Ex-Gujarat minister Chaudhary sent to seven-day police custody in Rs 800-crore dairy 'scam'

The Gujarat Anti-Corruption Bureau (ACB), which arrested Vipul Chaudhary on Thursday, sought 14-day custody on various grounds.
Representational Image. (File Photo)
Representational Image. (File Photo)

MEHSANA: Former Gujarat home minister Vipul Chaudhary, arrested in a case of alleged financial irregularities of nearly Rs 800 crore when he was chairman of Dudhsagar Dairy, was remanded to seven-day police custody on Friday by a court in Mehsana town.

The Gujarat Anti-Corruption Bureau (ACB), which arrested Chaudhary on Thursday, sought 14-day custody on various grounds.

Following arguments from both defence and prosecution, additional district and sessions judge AL Vyas granted seven-day custody of the former minister to the anti-graft agAlong with Chaudhary, the court also remanded his Chartered Accountant Shailesh Parikh to the ACB's custody for a week.

Chaudhary is a former chairman of the Gujarat Cooperative Milk Marketing Federation (GCMMF), which owns the well-known Amul brand, and also headed the Mehsana District Cooperative Milk Producers' Union Ltd, popularly known as Dudhsagar Dairy.

The Mehsana ACB had on Wednesday registered a first Information report (FIR) against Chaudhary and others in connection with alleged financial irregularities of nearly Rs 800 crore when he was chairman of Dudhsagar Dairy between 2005 and 2016.

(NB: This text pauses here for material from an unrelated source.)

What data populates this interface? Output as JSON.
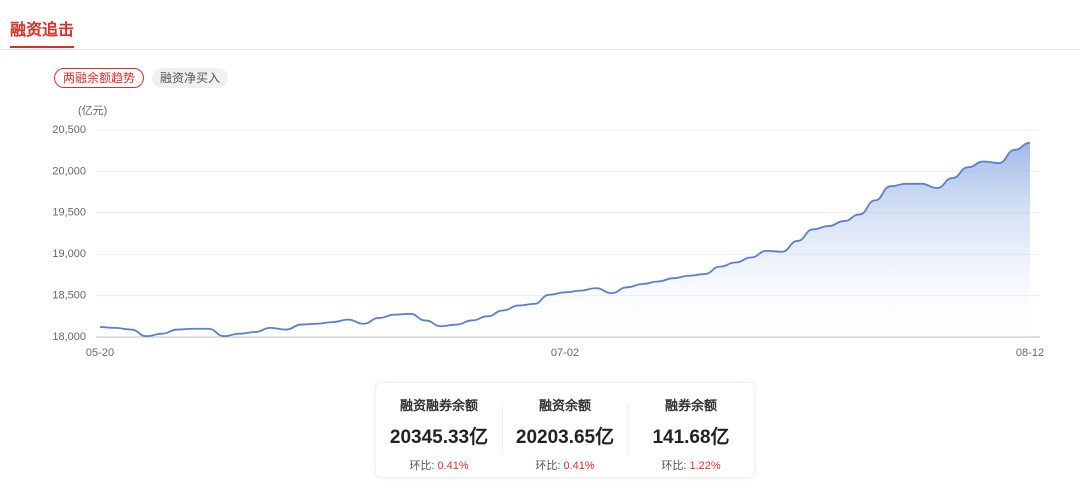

The agency alleged that apart from making money through financial irregularities, the former minister, during his tenure as chairman of Dudhsagar Dairy, had also indulged in money laundering by depositing the proceeds of the crime into bank accounts of 31 companies created for that specific purpose.

Chaudhary's wife Gitaben and son Pavan were also shown as co-accused in the FIR as they are directors in some of the companies floated by him.

Chaudhary had misused his power as the dairy chairman and ignored the procedures in purchasing a large number of milk coolers as well as gunny bags, approved construction worth Rs 485 crore and did not follow the tender route to give a contract for the dairy's outdoor publicity campaign, the ACB has said.

In order to legalize the money received through such malpractices, Chaudhary had floated 31 companies using forged documents and deposited the proceeds of the crime into the bank accounts of those entities, the anti-graft agency has stated.

Chaudhary, a prominent face of Gujarat's cooperative sector, was home minister in the Shankarsinh Vaghela government in 1996.